6. The score, \(X\), for a biased spinner is given by the probability distribution
| \(x\) | 0 | 3 | 6 |
| \(\mathrm { P } ( X = x )\) | \(\frac { 1 } { 12 }\) | \(\frac { 2 } { 3 }\) | \(\frac { 1 } { 4 }\) |
Find
- \(\mathrm { E } ( X )\)
- \(\operatorname { Var } ( X )\)
A biased coin has one face labelled 2 and the other face labelled 5 The score, \(Y\), when the coin is spun has
$$\mathrm { P } ( Y = 5 ) = p \quad \text { and } \quad \mathrm { E } ( Y ) = 3$$
- Form a linear equation in \(p\) and show that \(p = \frac { 1 } { 3 }\)
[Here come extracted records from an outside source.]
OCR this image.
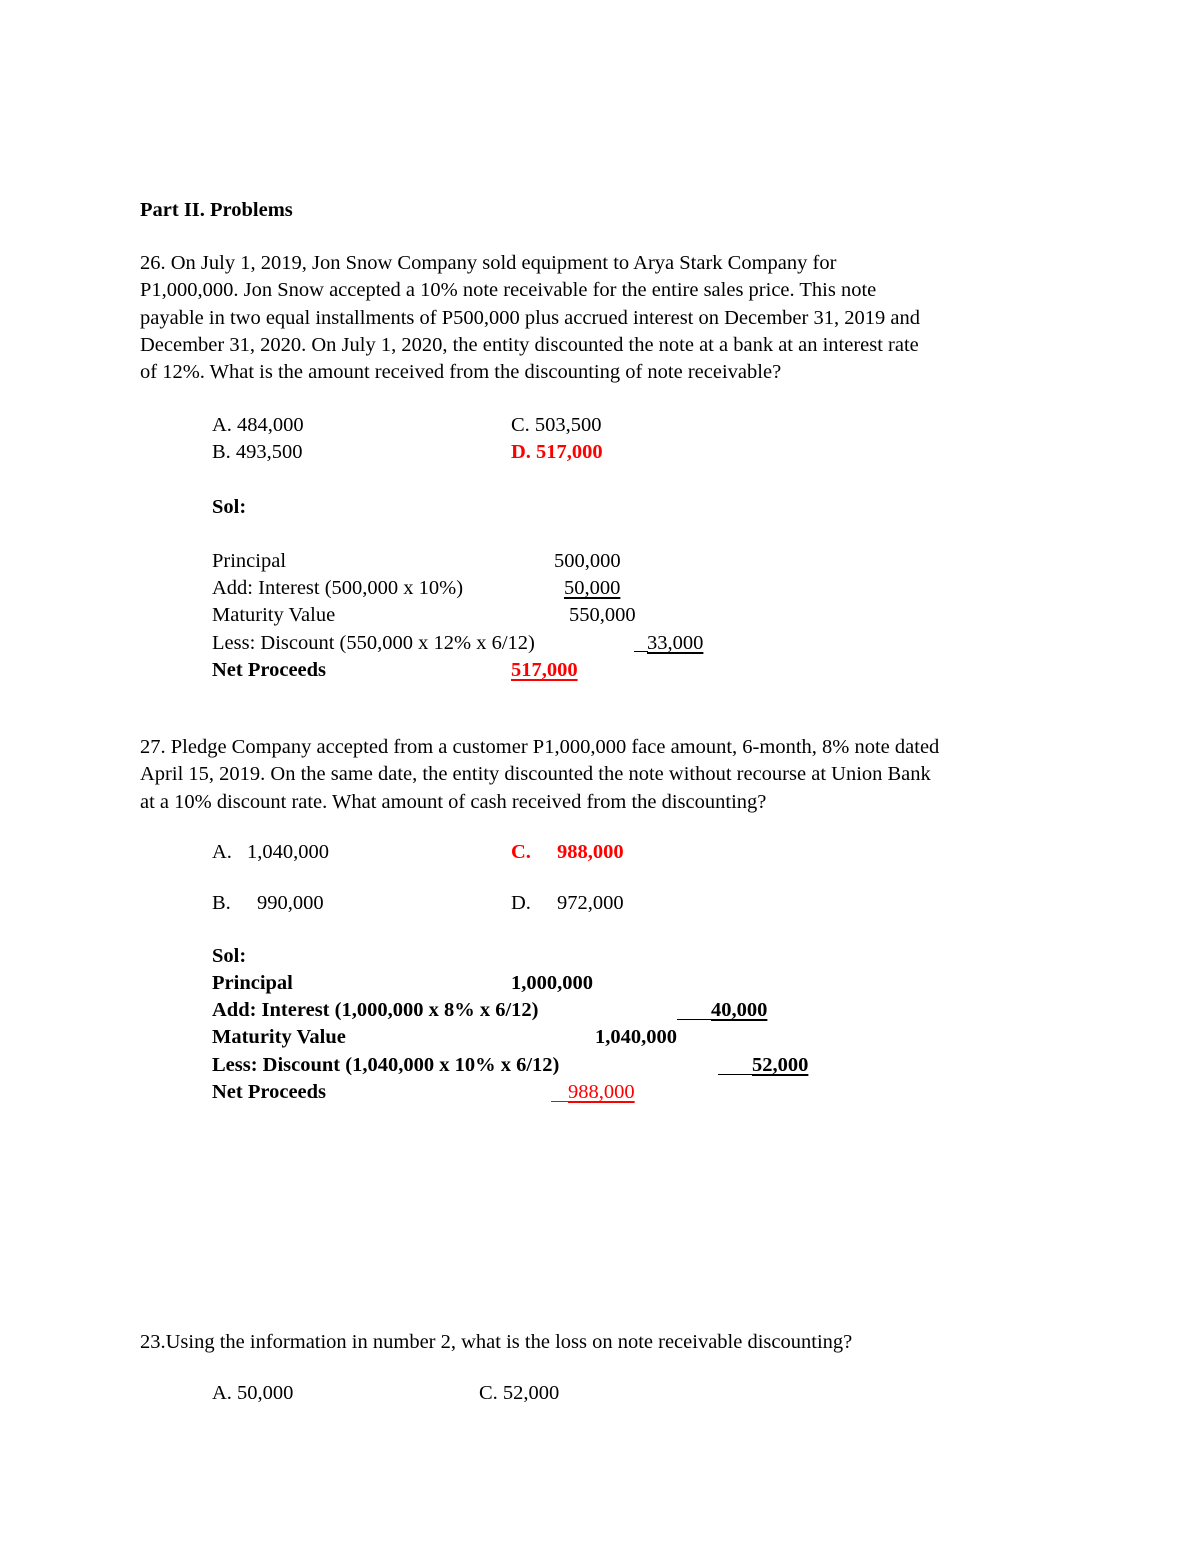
Part II. Problems
26. On July 1, 2019, Jon Snow Company sold equipment to Arya Stark Company for
P1,000,000. Jon Snow accepted a 10% note receivable for the entire sales price. This note
payable in two equal installments of P500,000 plus accrued interest on December 31, 2019 and
December 31, 2020. On July 1, 2020, the entity discounted the note at a bank at an interest rate
of 12%. What is the amount received from the discounting of note receivable?
A. 484,000
B. 493,500
C. 503,500
D. 517,000
Sol:
Principal	500,000
Add: Interest (500,000 x 10%)	50,000
Maturity Value	550,000
Less: Discount (550,000 x 12% x 6/12)	33,000
Net Proceeds	517,000
27. Pledge Company accepted from a customer P1,000,000 face amount, 6-month, 8% note dated
April 15, 2019. On the same date, the entity discounted the note without recourse at Union Bank
at a 10% discount rate. What amount of cash received from the discounting?
A. 1,040,000	C. 988,000
B. 990,000	D. 972,000
Sol:
Principal	1,000,000
Add: Interest (1,000,000 x 8% x 6/12)	40,000
Maturity Value	1,040,000
Less: Discount (1,040,000 x 10% x 6/12)	52,000
Net Proceeds	988,000
23.Using the information in number 2, what is the loss on note receivable discounting?
A. 50,000	C. 52,000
- Write down the probability distribution of \(Y\).
Sam plays a game with the spinner and the coin.
Each is spun once and Sam calculates his score, \(S\), as follows
$$\begin{aligned}
& \text { if } X = 0 \text { then } S = Y ^ { 2 }
& \text { if } X \neq 0 \text { then } S = X Y
\end{aligned}$$ - Show that \(\mathrm { P } ( S = 30 ) = \frac { 1 } { 12 }\)
- Find the probability distribution of \(S\).
- Find \(\mathrm { E } ( S )\).
Charlotte also plays the game with the spinner and the coin.
Each is spun once and Charlotte ignores the score on the coin and just uses \(X ^ { 2 }\) as her score. Sam and Charlotte each play the game a large number of times. - State, giving a reason, which of Sam and Charlotte should achieve the higher total score.